Автор статьи проблематизирует язык донорства, ставший общеупотребительным для описания практик передачи женских половых клеток в текстах законов, профессиональных этических рекомендациях, в обиходной речи врачей и пациентов. Передача половых клеток от одного человека к другому сравнивается с трансплантацией соматических клеток и тканей. Развитие трансплантологии и репродуктивной медицины требовало и продолжает требовать обеспечение потока биологических материалов от здоровых людей, не имеющих в самой процедуре трансплантации органов (или оплодотворении половых клеток и имплантации эмбриона) очевидного интереса, к больным, нуждающимся в лечении («терапии бесплодия»).

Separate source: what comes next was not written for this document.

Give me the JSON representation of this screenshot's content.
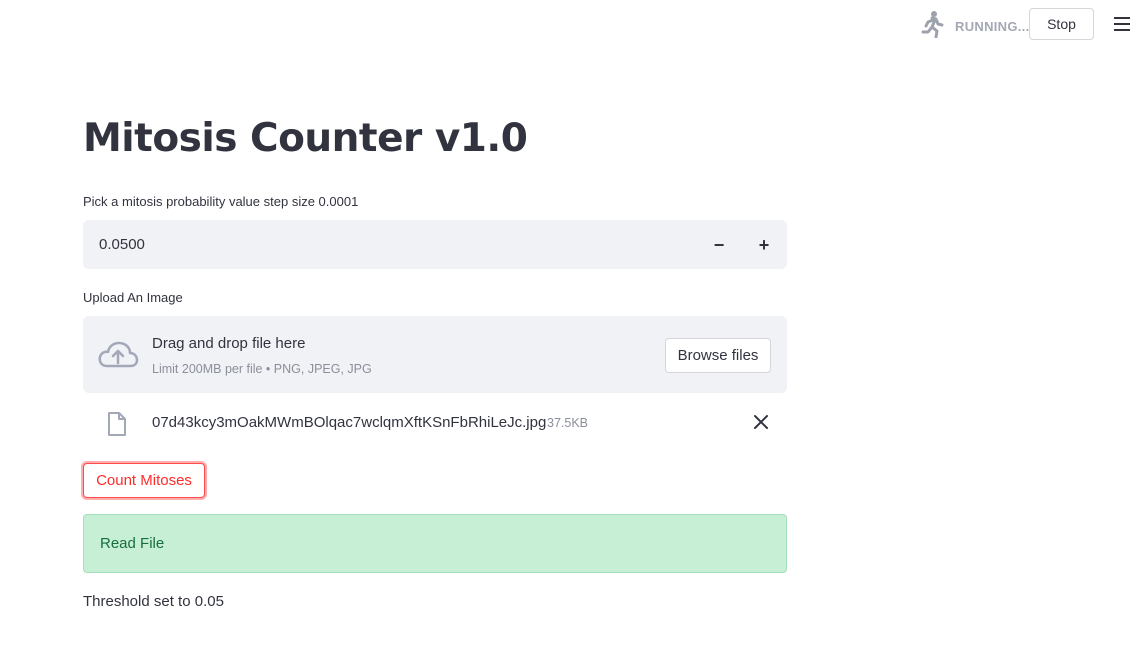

Язык дара, солидарности, альтруизма стал тем клеем, который собрал эти кирпичики, позволяя, с одной стороны, легитимировать в глазах общества практики обмена человеческим биологическим материалом, и, с другой, уберечь последний от выпадения в область профанного, овеществленного, безличного, – процесса, которому сопротивляются базовые культурные интуиции западного человека. На материалах количественного опроса европейских доноров, нескольких глубинных интервью с донорами в разных странах, а также наблюдениях в московской клинике репродукции в 2010—2011 г., мы показываем спектр значений, которые женщины-доноры придают своим действиям: от эмпатии и решения психологических проблем до зарабатывания денег. Анализ этих мотиваций вкупе с анализом законодательства (главным образом российского и британского) и этических рекомендаций врачей позволяет увидеть, что практики донорства производятся силовыми полями, которые сильно отличаются в разных национальных контекстах.